Scenario 8—Complete Cluster Failure

Symptom: None of the nodes can boot up.

If all nodes fail in a cluster and the quorum disk cannot be repaired, follow these steps:

  • Use Automated System Recovery on one node in the original cluster, choosing a node that was backed up recently and that was active in the cluster at the time it was backed up. This restores the disk signatures, the partition layout of the cluster disks (quorum and nonquorum), and the cluster configuration data. Do not start other nodes until the first node is restored. For more information, see To Restore a damaged cluster node using Automated System Recovery.

  • Restore other nodes. For more information, see Restore a damaged cluster node using Automated System Recovery.

  • Restore your applications and application data from backup data sets.

Important

Scenario 9—Majority Node Set Cluster Failure

The methods for restoring a majority node set cluster are the same as for restoring other clusters. However, in a majority node set cluster, if some of the nodes fail, and the cluster loses quorum, you can force the remaining nodes to form a quorum and restart the cluster. For more information, see To Force quorum in a majority node set server cluster.

Note

  • On a majority node set cluster, the cluster database is not stored on a cluster disk central to all nodes, but is instead stored locally on each node at %systemroot%\Cluster\MNS.%ResourceGUID%$\%ResourceGUID%$\MSCS\.

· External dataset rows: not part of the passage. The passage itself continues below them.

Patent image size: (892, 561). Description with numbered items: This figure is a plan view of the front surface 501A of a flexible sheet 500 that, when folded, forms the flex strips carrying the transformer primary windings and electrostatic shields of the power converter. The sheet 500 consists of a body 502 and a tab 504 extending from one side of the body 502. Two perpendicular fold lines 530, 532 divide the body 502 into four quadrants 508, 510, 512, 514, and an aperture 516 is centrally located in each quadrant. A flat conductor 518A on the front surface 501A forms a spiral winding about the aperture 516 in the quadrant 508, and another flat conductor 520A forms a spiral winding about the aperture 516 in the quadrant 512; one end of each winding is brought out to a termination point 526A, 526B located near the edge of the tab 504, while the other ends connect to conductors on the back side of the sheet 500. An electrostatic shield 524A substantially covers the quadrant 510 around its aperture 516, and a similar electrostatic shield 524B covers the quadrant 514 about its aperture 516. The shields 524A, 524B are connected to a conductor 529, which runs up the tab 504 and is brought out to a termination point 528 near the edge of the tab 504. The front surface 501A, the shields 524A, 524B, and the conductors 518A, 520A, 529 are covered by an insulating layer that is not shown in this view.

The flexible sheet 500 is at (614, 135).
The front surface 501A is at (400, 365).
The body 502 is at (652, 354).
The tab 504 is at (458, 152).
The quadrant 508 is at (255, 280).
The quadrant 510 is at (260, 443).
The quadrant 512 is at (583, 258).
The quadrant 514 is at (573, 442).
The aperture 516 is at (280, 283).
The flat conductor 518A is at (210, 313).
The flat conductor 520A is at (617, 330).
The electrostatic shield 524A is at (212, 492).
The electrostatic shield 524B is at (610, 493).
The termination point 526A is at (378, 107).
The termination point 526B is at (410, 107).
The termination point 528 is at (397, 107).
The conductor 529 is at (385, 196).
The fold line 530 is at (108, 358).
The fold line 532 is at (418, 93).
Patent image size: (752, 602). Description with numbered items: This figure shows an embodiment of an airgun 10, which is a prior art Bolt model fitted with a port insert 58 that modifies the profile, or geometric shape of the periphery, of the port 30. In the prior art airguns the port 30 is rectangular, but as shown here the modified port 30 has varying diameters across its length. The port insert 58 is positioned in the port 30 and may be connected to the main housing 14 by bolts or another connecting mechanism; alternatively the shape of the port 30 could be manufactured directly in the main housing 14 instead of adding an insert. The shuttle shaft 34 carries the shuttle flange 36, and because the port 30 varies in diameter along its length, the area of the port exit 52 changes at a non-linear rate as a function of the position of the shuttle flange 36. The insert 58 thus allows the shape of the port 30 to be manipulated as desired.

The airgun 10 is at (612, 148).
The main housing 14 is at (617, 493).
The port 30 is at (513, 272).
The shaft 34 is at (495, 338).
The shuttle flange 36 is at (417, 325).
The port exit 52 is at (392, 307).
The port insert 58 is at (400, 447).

Scenario 10—Application Data Loss in a Server Cluster

When restoring application data in a server cluster, follow the instructions provided in the documentation that shipped with your application.

Important

  • If you are backing up Microsoft Exchange Server, a newer version of NTBackup.exe may be available from the Exchange Server section of the Microsoft Web site. Otherwise, you can use the version of NTBackup.exe that is included with Windows Server 2003 family operating systems.